Makah Tribe members kill gray whale off Washington Coast

Makah Tribe members kill gray whale off Washington Coast »Play Video
A gray whale with a harpoon still sticking from its side is tethered with floats to a small boat on Saturday, Sept. 8, 2007, in the Strait of Juan de Fuca. (Keith Thorpe/Peninsula Daily News)
NEAH BAY, Wash. -- The U.S. Coast Guard says a gray whale reportedly harpooned and shot by Makah tribal members has died in northwest Washington's Strait of Juan de Fuca.

Petty Officer Shawn Eggert said the whale was headed toward the Pacific Ocean after being wounded Saturday morning. But it disappeared beneath the surface about 7:15 p.m., dragging buoys that had been attached to a harpoon, and did not resurface.
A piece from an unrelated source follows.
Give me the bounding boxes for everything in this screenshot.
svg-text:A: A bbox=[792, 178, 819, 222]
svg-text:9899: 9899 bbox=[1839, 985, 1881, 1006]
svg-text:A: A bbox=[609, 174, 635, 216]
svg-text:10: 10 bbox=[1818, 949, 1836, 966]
A biologist working for the Makah Indian tribe declared it dead, Eggert said.

Five people thought to be members of the Makah tribe shot and harpooned the whale on Saturday morning, Petty Officer Kelly Parker said in Seattle.

They were detained by the Coast Guard, and later turned over to Makah tribal police.

Dave Sallee lives nearby and recorded the hunt from his own boat with a video camera.

"It was like a high speed chase and the whale was gonna die," he said. "We could see several buoys hooked to the whale at that time. And then the shooting started and we got off the water.

"We counted 21 shots from what sounded to be a high-powered rifle."

Tribal officials did not immediately return a call for comment.

Although the Makah Tribe has subsistence fishing rights to kill whales, preliminary information indicated the whale may have been shot illegally, said Mark Oswell, a spokesman for the law enforcement arm of the National Marine Fisheries Service.

"We allow native hunts for cultural purposes. However, this does not appear to be of that nature so far," he said.

The Coast Guard, using two boats, had created a 1,000-yard safety zone around the injured whale after it was wounded about a mile east of Neah Bay in the Strait of Juan de Fuca, about 120 miles northwest of Seattle. The strait separates Washington state from British Columbia's Vancouver Island, and connects the Pacific Ocean to Puget Sound.

"As far as we know these men didn't have any kind of permission from the tribe," Eggert said.

The Marine Mammal Protection Act outlaws whaling in the United States, but the Makah Tribe of Neah Bay has won the right to resume whale hunting off the coast of Washington state, based on an 1855 treaty with the federal government.

The Makah Tribe, which has more than 1,000 members and is based in Neah Bay, hunted its first whale in 70 years in 1999 with the permission of the U.S. government and the Makah tribal council. A gray whale was killed, its meat was distributed to tribal members, and the carcass' skeleton was eventually mounted in the tribal museum.